China’s shutdown during the pandemic as well as severe restrictions on entering the US left their mark. And the UK, too, since its exit from the EU, has seen a decline in business travel, in particular from larger German corporations. India has moved up in importance as a destination. Russia, on the other hand, has disappeared from these statistics since the war began.
Climate protection and travel
Within the framework of the EU-wide “Corporate Sustainability Reporting Directive”, which has been in force since this year, more companies will be required to report more specifically than before on the sustainability of their actions and business activities going forward.
However, this rule will not start to apply in practice until the 2024 financial year. This may explain why sustainability reporting is still “not planned” by 29% of companies with more than 500 employees. By contrast SMEs are now carrying out sustainability reporting in the area of mobility much more frequently than just one year ago, with the percentage having risen from 31% to 42%.
The number of companies actively working towards more sustainability in the business travel sector has increased again overall. Today, the first step is increasingly to assess whether a business trip is absolutely necessary. Therefore, the reduction in travel has become the preferred climate-friendly measure or planned measure for almost all companies (90 percent). The switch from air to rail travel, which was partly forced in the first pandemic year 2020, remains the second most popular sustainability measure at 83 per cent.
Incentivising sustainable business travel
Sustainable offerings for employees are still on the rise. This includes, for example, cycle-to-work arrangements or commuter tickets. In the meantime, more than 80 per cent of companies use or plan to use climate-friendly offerings. However, in practice there is a gap between what companies want to happen and the action taken by travellers.
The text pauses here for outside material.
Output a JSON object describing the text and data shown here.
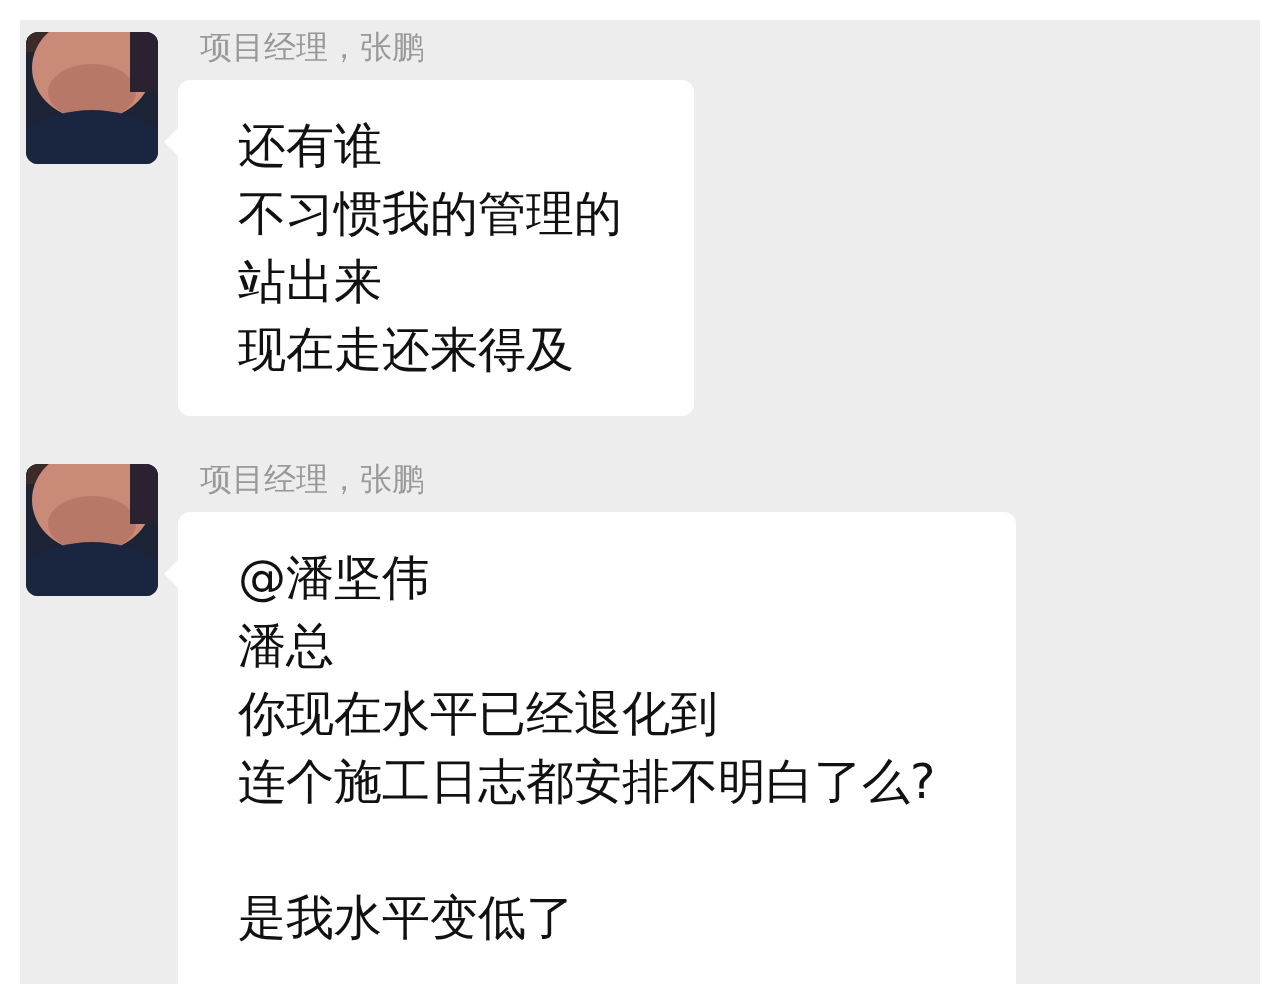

The larger the organisation, the more likely it is for employees to expect their company to take the initiative and lay down rules.1 But if it is up to the travellers themselves, incentivisation can direct them towards making more sustainable decisions. “As our results show, there are already ways to motivate travellers to act more sustainably, for instance with vouchers for organic shops, sports and free-time activities or discounts on booking city bikes or e-scooters. There is almost no limit tocreativity in this area and good ideas are essential. Innovative and targeted concepts need to be created to further harmonise necessary business travel and the achievement of the climate goals going forward”, says Inge Pirner of the latest data coming from the business travel sector.
The current edition of the VDR Business Travel Report can be obtained free of charge at www.geschaeftsreiseanalyse.de.
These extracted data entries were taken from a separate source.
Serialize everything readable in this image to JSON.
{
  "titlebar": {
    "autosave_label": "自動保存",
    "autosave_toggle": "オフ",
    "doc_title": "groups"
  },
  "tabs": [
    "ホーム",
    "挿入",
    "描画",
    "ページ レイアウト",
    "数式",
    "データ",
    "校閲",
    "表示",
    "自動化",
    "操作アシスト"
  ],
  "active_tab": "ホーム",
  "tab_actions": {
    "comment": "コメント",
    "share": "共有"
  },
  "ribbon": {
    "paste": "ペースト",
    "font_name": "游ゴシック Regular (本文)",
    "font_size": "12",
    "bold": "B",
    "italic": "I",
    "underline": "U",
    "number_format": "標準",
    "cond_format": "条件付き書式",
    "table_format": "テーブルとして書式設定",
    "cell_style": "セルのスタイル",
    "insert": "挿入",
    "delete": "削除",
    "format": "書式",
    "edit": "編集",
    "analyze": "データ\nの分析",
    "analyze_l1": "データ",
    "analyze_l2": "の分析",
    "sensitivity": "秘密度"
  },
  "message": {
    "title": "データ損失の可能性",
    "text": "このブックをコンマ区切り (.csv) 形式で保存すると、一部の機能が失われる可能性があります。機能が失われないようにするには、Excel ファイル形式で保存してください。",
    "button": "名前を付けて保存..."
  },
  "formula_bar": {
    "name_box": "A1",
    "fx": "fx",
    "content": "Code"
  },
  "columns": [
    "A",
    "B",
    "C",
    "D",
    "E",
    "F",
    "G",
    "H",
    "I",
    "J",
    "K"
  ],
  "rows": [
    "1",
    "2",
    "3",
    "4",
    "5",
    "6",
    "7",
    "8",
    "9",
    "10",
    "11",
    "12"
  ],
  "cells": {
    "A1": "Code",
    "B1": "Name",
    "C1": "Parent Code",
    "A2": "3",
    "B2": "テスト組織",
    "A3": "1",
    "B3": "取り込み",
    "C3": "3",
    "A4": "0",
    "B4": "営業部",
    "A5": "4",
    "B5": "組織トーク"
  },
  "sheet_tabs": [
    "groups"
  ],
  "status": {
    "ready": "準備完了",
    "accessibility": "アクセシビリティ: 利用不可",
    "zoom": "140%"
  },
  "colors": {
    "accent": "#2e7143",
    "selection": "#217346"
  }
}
About the VDR Business Travel Report
As in previous years, the statistical universe for the study is constituted by all businesses that have their headquarters in Germany – including those that have operations abroad – and organisations in the public sector with ten or more employees. Between January and April 2023, 800 computer-assisted telephone and online interviews were conducted with persons who are responsible for managing business travel or who are authorised by their organisations to provide the relevant data. The responses to qualitative questions reflect the situation at the time of the survey, while all others are based on the 2022 figures. The Business Travel Report 2023 is published with the kind support of: AirPlus International, American Express, BWH Hotels Central Europe, FCM Travel, Lufthansa Group and Uber for Business.